Vancouver chef turns ‘trash’ into treasure


Lauren Kramer, Contributing Editor

Published on
April 23, 2014

When Frank Pabst started his Unsung Heroes sustainable seafood festival at Vancouver’s Blue Water Café 10 years ago, his main motivation had nothing to do with increasing traffic at this trendy, fine-dining hot spot. A founding member of the Vancouver Aquarium’s Ocean Wise conservation program, the 47-year-old executive chef was driven by a sense of responsibility to initiate, promote and improve the festival held each February. He hoped to bring awareness to local, niche seafood species that are often overlooked, and to avoid species that he deems unsustainable.

“Being a chef at a seafood restaurant and the father of two children, sustainability is kind of a no-brainer,” he says. “I have a responsibility to choose seafood that’s sustainable, plentiful and high quality. I want to make sure that in 10 years, when my kids are adults, there’s still salmon and halibut around and they can enjoy going out and seeing all these fish on restaurant menus.”

It’s no coincidence that the festival takes place in February, when West Coast salmon are out of season. The goal of the menu is to encourage diners to try underutilized species by packaging them with more familiar ingredients.
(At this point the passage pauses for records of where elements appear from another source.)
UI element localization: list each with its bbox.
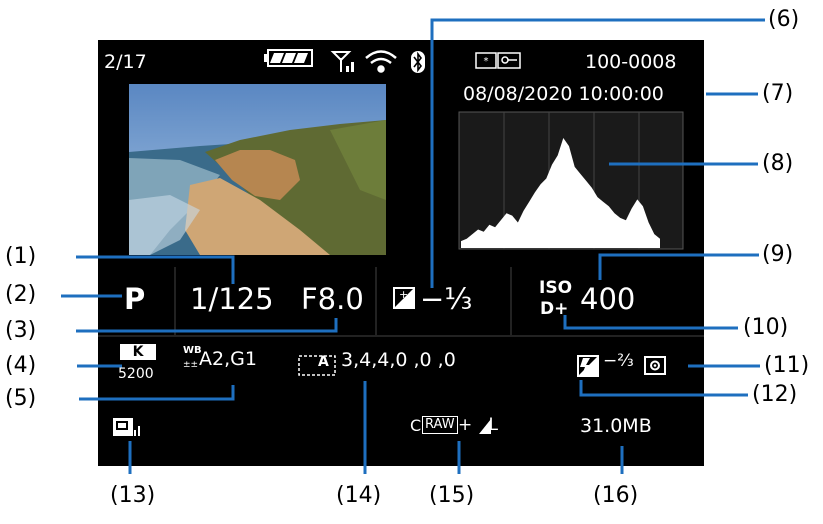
flash-comp-value: −⅔ xyxy=(603,351,634,371)
iso-label: ISO xyxy=(539,278,573,298)
jpeg-quality: + L xyxy=(458,415,498,435)
protect-icon xyxy=(497,52,521,69)
callout-12: (12) xyxy=(752,382,798,407)
wb-shift-icon: ±± xyxy=(183,360,199,370)
overlay-graphics: * + xyxy=(61,18,765,474)
callout-4: (4) xyxy=(5,353,37,378)
flash-comp-icon xyxy=(577,355,599,377)
picture-style-icon xyxy=(298,355,336,376)
callout-16: (16) xyxy=(593,483,639,508)
highlight-priority: D+ xyxy=(540,299,569,319)
battery-icon xyxy=(264,49,313,67)
lens-correction-icon xyxy=(113,418,140,436)
exposure-comp-value: −⅓ xyxy=(420,282,473,316)
shutter-speed: 1/125 xyxy=(190,282,274,316)
callout-7: (7) xyxy=(762,81,794,106)
raw-badge: RAW xyxy=(422,416,458,434)
picture-style-badge: A xyxy=(318,354,329,370)
folder-file-number: 100-0008 xyxy=(585,51,677,73)
rating-icon: * xyxy=(475,52,497,69)
callout-14: (14) xyxy=(336,483,382,508)
callout-3: (3) xyxy=(5,318,37,343)
wifi-icon xyxy=(365,50,397,73)
callout-13: (13) xyxy=(110,483,156,508)
callout-8: (8) xyxy=(762,151,794,176)
callout-6: (6) xyxy=(768,7,800,32)
shooting-mode: P xyxy=(124,282,146,316)
callout-5: (5) xyxy=(5,386,37,411)
callout-1: (1) xyxy=(5,244,37,269)
diagram: * + 2/17 100-0008 08/08/2020 10:00:00 P … xyxy=(0,0,823,524)
svg-text:+: + xyxy=(399,288,408,301)
color-temp-value: 5200 xyxy=(118,366,154,382)
callout-10: (10) xyxy=(743,315,789,340)
photo-thumbnail xyxy=(129,84,386,255)
metering-icon xyxy=(644,356,666,375)
shooting-datetime: 08/08/2020 10:00:00 xyxy=(463,83,664,105)
bluetooth-icon xyxy=(411,51,425,73)
color-temp-badge: K xyxy=(120,344,156,360)
svg-text:*: * xyxy=(484,56,489,67)
raw-prefix: C xyxy=(410,416,422,435)
iso-value: 400 xyxy=(580,282,636,316)
wb-shift-value: A2,G1 xyxy=(199,348,257,370)
signal-icon xyxy=(330,51,354,72)
callout-9: (9) xyxy=(762,242,794,267)
picture-style-values: 3,4,4,0 ,0 ,0 xyxy=(341,349,456,371)
exposure-comp-icon: + xyxy=(393,287,415,309)
callout-2: (2) xyxy=(5,282,37,307)
callout-11: (11) xyxy=(764,353,810,378)
file-size: 31.0MB xyxy=(580,415,652,437)
image-number: 2/17 xyxy=(104,51,147,73)
histogram xyxy=(458,111,684,250)
aperture-value: F8.0 xyxy=(301,282,364,316)
callout-15: (15) xyxy=(429,483,475,508)
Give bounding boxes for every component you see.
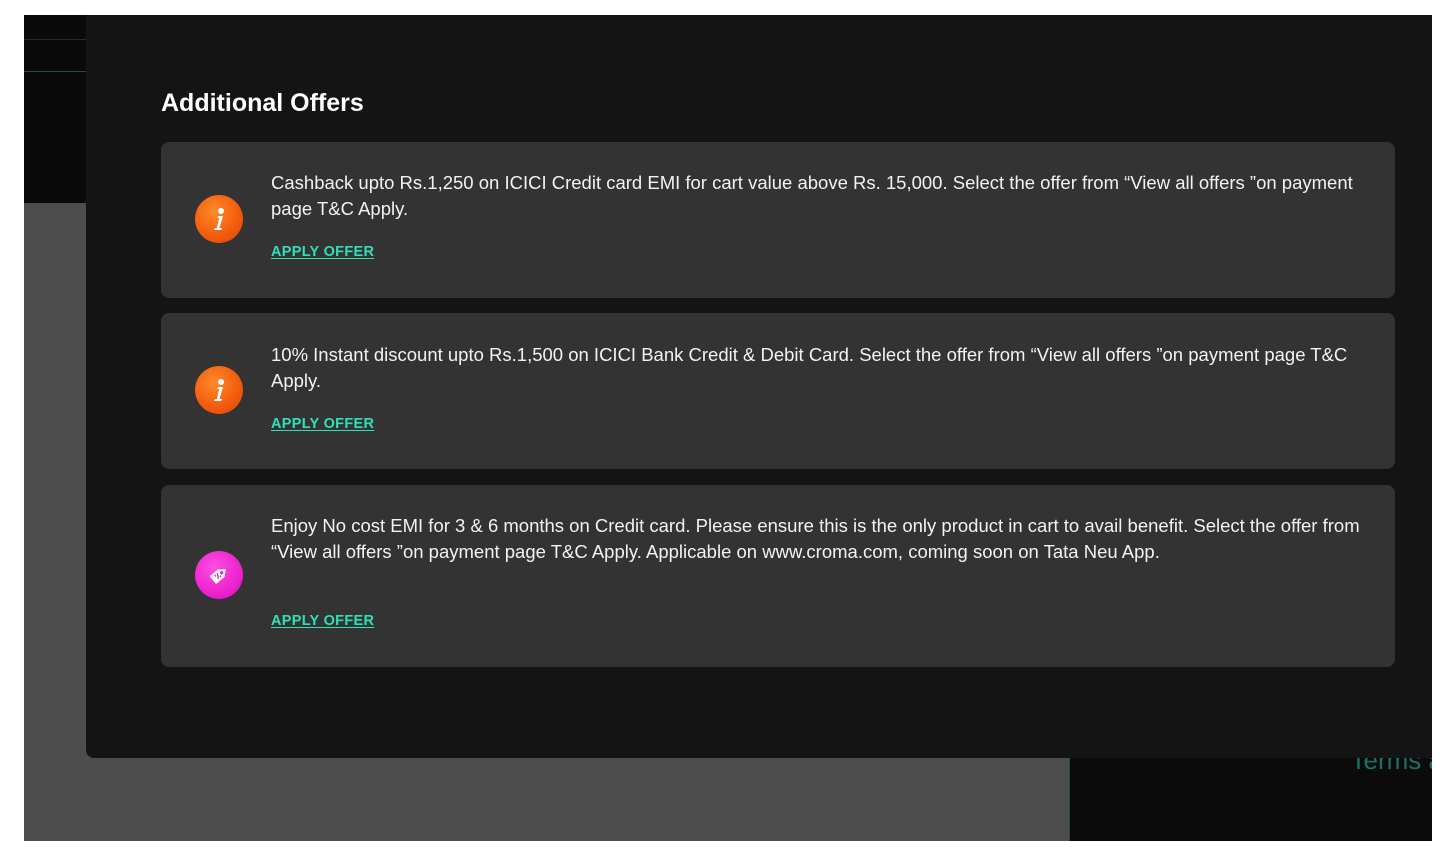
- additional-offers-modal: Additional Offers Cashback upto Rs.1,250…: [86, 15, 1432, 758]
- info-icon: [195, 195, 243, 243]
- offer-card: Cashback upto Rs.1,250 on ICICI Credit c…: [161, 142, 1395, 298]
- apply-offer-link[interactable]: APPLY OFFER: [271, 613, 374, 629]
- offer-description: 10% Instant discount upto Rs.1,500 on IC…: [271, 344, 1348, 391]
- divider: [24, 71, 86, 72]
- info-icon: [195, 366, 243, 414]
- offer-card: 10% Instant discount upto Rs.1,500 on IC…: [161, 313, 1395, 469]
- divider: [24, 39, 86, 40]
- offer-description: Cashback upto Rs.1,250 on ICICI Credit c…: [271, 172, 1353, 219]
- offer-card: Enjoy No cost EMI for 3 & 6 months on Cr…: [161, 485, 1395, 667]
- apply-offer-link[interactable]: APPLY OFFER: [271, 416, 374, 432]
- modal-title: Additional Offers: [161, 89, 364, 117]
- offer-description: Enjoy No cost EMI for 3 & 6 months on Cr…: [271, 515, 1360, 562]
- tag-icon: [195, 551, 243, 599]
- background-panel: Terms a: [1069, 747, 1432, 841]
- page-frame: Terms a Additional Offers Cashback upto …: [24, 15, 1432, 841]
- apply-offer-link[interactable]: APPLY OFFER: [271, 244, 374, 260]
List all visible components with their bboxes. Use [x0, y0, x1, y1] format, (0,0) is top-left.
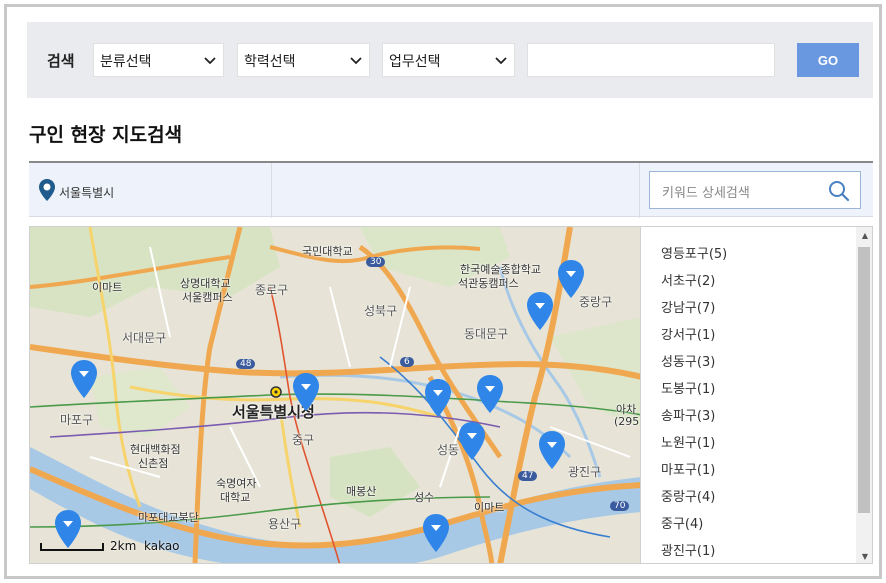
chevron-down-icon — [495, 57, 507, 65]
district-list-item[interactable]: 중랑구(4) — [661, 484, 872, 511]
district-list-item[interactable]: 영등포구(5) — [661, 241, 872, 268]
district-list-item[interactable]: 노원구(1) — [661, 430, 872, 457]
map-label-mapogyo: 마포대교북단 — [138, 511, 199, 524]
map-scale-bar — [40, 543, 104, 551]
map-label-seongsu: 성수 — [414, 491, 435, 504]
map-scale-text: 2km — [110, 539, 137, 553]
map-label-yongsan: 용산구 — [268, 517, 302, 531]
map-label-seongdong: 성동 — [437, 443, 460, 457]
chevron-down-icon — [350, 57, 362, 65]
education-select-value: 학력선택 — [244, 54, 296, 70]
map-label-sookmyung-univ: 대학교 — [220, 491, 251, 504]
scrollbar-thumb[interactable] — [858, 247, 870, 513]
district-list-item[interactable]: 강남구(7) — [661, 295, 872, 322]
chevron-down-icon — [204, 57, 216, 65]
district-list-item[interactable]: 성동구(3) — [661, 349, 872, 376]
education-select[interactable]: 학력선택 — [237, 43, 370, 77]
detail-search-input[interactable]: 키워드 상세검색 — [649, 171, 861, 209]
job-marker-icon[interactable] — [476, 374, 504, 414]
job-select[interactable]: 업무선택 — [382, 43, 515, 77]
region-name[interactable]: 서울특별시 — [59, 184, 114, 201]
district-list-items: 영등포구(5) 서초구(2) 강남구(7) 강서구(1) 성동구(3) 도봉구(1) 송파구… — [641, 227, 872, 563]
map-provider-logo: kakao — [144, 539, 180, 553]
district-list-item[interactable]: 서초구(2) — [661, 268, 872, 295]
district-list-item[interactable]: 송파구(3) — [661, 403, 872, 430]
search-bar: 검색 분류선택 학력선택 업무선택 GO — [27, 22, 873, 98]
job-marker-icon[interactable] — [422, 513, 450, 553]
keyword-input[interactable] — [527, 43, 775, 77]
district-list: 영등포구(5) 서초구(2) 강남구(7) 강서구(1) 성동구(3) 도봉구(1) 송파구… — [641, 226, 873, 564]
map-view[interactable]: 이마트 상명대학교 서울캠퍼스 종로구 국민대학교 한국예술종합학교 석관동캠퍼… — [29, 226, 641, 564]
map-label-seongbuk: 성북구 — [364, 304, 398, 318]
district-list-item[interactable]: 중구(4) — [661, 511, 872, 538]
page-frame: 검색 분류선택 학력선택 업무선택 GO 구인 현장 지도검색 서울특별시 키워… — [4, 4, 882, 579]
job-marker-icon[interactable] — [70, 359, 98, 399]
map-label-emart: 이마트 — [92, 281, 123, 294]
job-marker-icon[interactable] — [292, 372, 320, 412]
go-button[interactable]: GO — [797, 43, 859, 77]
cityhall-marker-icon — [270, 386, 282, 398]
category-select[interactable]: 분류선택 — [93, 43, 224, 77]
job-select-value: 업무선택 — [389, 54, 441, 70]
job-marker-icon[interactable] — [538, 430, 566, 470]
map-label-gwangjin: 광진구 — [568, 465, 602, 479]
route-shield-6: 6 — [400, 357, 414, 367]
map-base — [30, 227, 640, 563]
district-list-item[interactable]: 도봉구(1) — [661, 376, 872, 403]
district-list-item[interactable]: 광진구(1) — [661, 538, 872, 563]
job-marker-icon[interactable] — [424, 378, 452, 418]
category-select-value: 분류선택 — [100, 54, 152, 70]
district-list-item[interactable]: 강서구(1) — [661, 322, 872, 349]
map-label-mapo: 마포구 — [60, 413, 94, 427]
job-marker-icon[interactable] — [557, 259, 585, 299]
divider — [639, 163, 640, 218]
map-label-hyundai-sinchon: 신촌점 — [138, 457, 169, 470]
map-label-kookmin: 국민대학교 — [302, 245, 353, 258]
scrollbar-track[interactable]: ▲ ▼ — [856, 227, 872, 563]
job-marker-icon[interactable] — [526, 291, 554, 331]
map-label-knua-campus: 석관동캠퍼스 — [458, 277, 519, 290]
map-label-junggu: 중구 — [292, 433, 315, 447]
map-label-sangmyung-campus: 서울캠퍼스 — [182, 291, 233, 304]
route-shield-30: 30 — [366, 257, 386, 267]
search-label: 검색 — [47, 52, 75, 70]
route-shield-48: 48 — [236, 359, 256, 369]
page-title: 구인 현장 지도검색 — [29, 124, 183, 146]
scroll-down-icon[interactable]: ▼ — [862, 552, 868, 561]
map-label-emart-2: 이마트 — [474, 501, 505, 514]
detail-search-placeholder: 키워드 상세검색 — [662, 186, 750, 201]
region-bar: 서울특별시 키워드 상세검색 — [29, 161, 873, 218]
map-label-dongdaemun: 동대문구 — [464, 327, 509, 341]
search-icon[interactable] — [828, 180, 850, 202]
map-label-seodaemun: 서대문구 — [122, 331, 167, 345]
route-shield-70: 70 — [610, 501, 630, 511]
district-list-item[interactable]: 마포구(1) — [661, 457, 872, 484]
divider — [271, 163, 272, 218]
scroll-up-icon[interactable]: ▲ — [862, 231, 868, 240]
job-marker-icon[interactable] — [458, 421, 486, 461]
route-shield-47: 47 — [518, 471, 538, 481]
map-label-maebong: 매봉산 — [346, 485, 377, 498]
map-label-jongno: 종로구 — [255, 283, 289, 297]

The sturgeon liver is served as a pâté with white anchovy bruschetta, marinated red pepper and buffalo mozzarella, while the sardine is stuffed with pine nut gremolata and wrapped in a thin sheet of fried bread and the herring tartare is paired with ginger, shiso and green onion and ponzu sauce. Among the 12 items on the Unsung Heroes menu are jellyfish, mackerel, octopus, seaweed salad, sea cucumber and whelk, and all of them are priced between USD 9 (EUR 6.51) and USD 12 (EUR 8.86) per entrée. Previous years have featured steamed gooseneck barnacles and poached periwinkles.